MDW best practices

  • Hi All,

    Please share the best practices to be followed to cinfigure MDW. I am goint to implement MDW to capture database growth,cpu usages,memory utilization and all other paramaters.

    Chandu

  • chandu.ade (5/6/2010)


    Please share the best practices to be followed to cinfigure MDW. I am goint to implement MDW to capture database growth,cpu usages,memory utilization and all other paramaters.

    Follow the fine Microsoft documentation and everything will be Okay.

    _____________________________________
    Pablo (Paul) Berzukov

    Author of Understanding Database Administration available at Amazon and other bookstores.

    Disclaimer: Advice is provided to the best of my knowledge but no implicit or explicit warranties are provided. Since the advisor explicitly encourages testing any and all suggestions on a test non-production environment advisor should not held liable or responsible for any actions taken based on the given advice.
  • For my servers, I've just accepted the defaults, and on a couple of them increased data retention and also compressed a few tables and indexes. Nothing you can't easily learn along the way.

    /* ----------------------------- */
    Tochter aus Elysium, Wir betreten feuertrunken, Himmlische, dein Heiligtum!

  • Folks,

    I am trying to build a SQL Server jobs historical warehouse. This is to run reports to see how a certain jobs are peperforming over few months on a number of instances.

    For that I would like to use MDW. Everything is on SQL Server 2008.

    How would I go about it?

    Any output is trully appreciated.

    thanks!

    Bee

    if one wants it.. one will justify it.

  • I've had lots of trouble with this half-baked 'feature'.

    A couple of dozen monitored instances ended up in an mdw db over 700GB data and 300-odd GB log.

    Looking at the code inside explains some of the issues, it was probably written by trainees.

    Make sure you assign good storage to both data and logs.

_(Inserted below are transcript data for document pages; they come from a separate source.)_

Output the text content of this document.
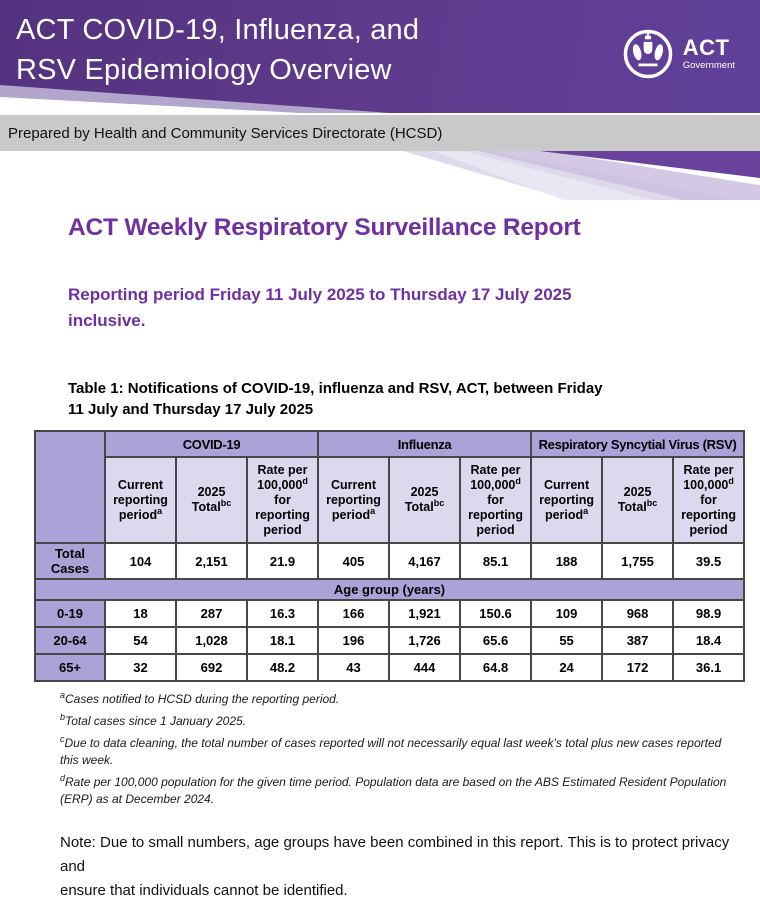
ACT COVID-19, Influenza, and
RSV Epidemiology Overview
ACT
Government
Prepared by Health and Community Services Directorate (HCSD)
ACT Weekly Respiratory Surveillance Report
Reporting period Friday 11 July 2025 to Thursday 17 July 2025
inclusive.
Table 1: Notifications of COVID-19, influenza and RSV, ACT, between Friday
11 July and Thursday 17 July 2025
	COVID-19			Influenza			Respiratory Syncytial Virus (RSV)		
	Current reporting period$^a$	2025 Total$^{bc}$	Rate per 100,000$^d$ for reporting period	Current reporting period$^a$	2025 Total$^{bc}$	Rate per 100,000$^d$ for reporting period	Current reporting period$^a$	2025 Total$^{bc}$	Rate per 100,000$^d$ for reporting period
Total Cases	104	2,151	21.9	405	4,167	85.1	188	1,755	39.5
Age group (years)									
0-19	18	287	16.3	166	1,921	150.6	109	968	98.9
20-64	54	1,028	18.1	196	1,726	65.6	55	387	18.4
65+	32	692	48.2	43	444	64.8	24	172	36.1
$^a$Cases notified to HCSD during the reporting period.
$^b$Total cases since 1 January 2025.
$^c$Due to data cleaning, the total number of cases reported will not necessarily equal last week’s total plus new cases reported this week.
$^d$Rate per 100,000 population for the given time period. Population data are based on the ABS Estimated Resident Population (ERP) as at December 2024.
Note: Due to small numbers, age groups have been combined in this report. This is to protect privacy and
ensure that individuals cannot be identified.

This one caught me out, the SAN was not nippy and the clearing up wasn't happening properly on the datafile. Had to drop the whole thing twice and start over again with new defaults (choosing to retain less rather than more).

    Watch carefully the size growth in the first few weeks and pre-allocate enough space. It can grow very large very fast.

    Be careful, some snapshots are every 15seconds, that can lead to huge tables that are very slow to query afterwards. You may want to change them to 300 secs perhaps.

    Also stagger the Agent jobs manually, you don't want all over them hitting the central db at the same time (clearly the defaults are not meant for multi-instance usage:hehe:)

    There are bugs in the procs as well, worth doing an internet search.

    Yes it comes free with SQL, but it is worth as much.:-D

    Cheers,

    JohnA

    MCM: SQL2008

  • Its a pitty that every second DBA must re-create a wheel for very common things: I want to see how my job is performing for the last 6 months.. I need to build a data mart for it.. sucks..

    if one wants it.. one will justify it.

  • boris_shvartsman (12/17/2012)


    Its a pitty that every second DBA must re-create a wheel for very common things: I want to see how my job is performing for the last 6 months.. I need to build a data mart for it.. sucks..

    SQL already provides this history. Just go to the properties of SQL Server Agent then change the history tab from the default values of 1000/100 to something significantly larger.

    /* ----------------------------- */
    Tochter aus Elysium, Wir betreten feuertrunken, Himmlische, dein Heiligtum!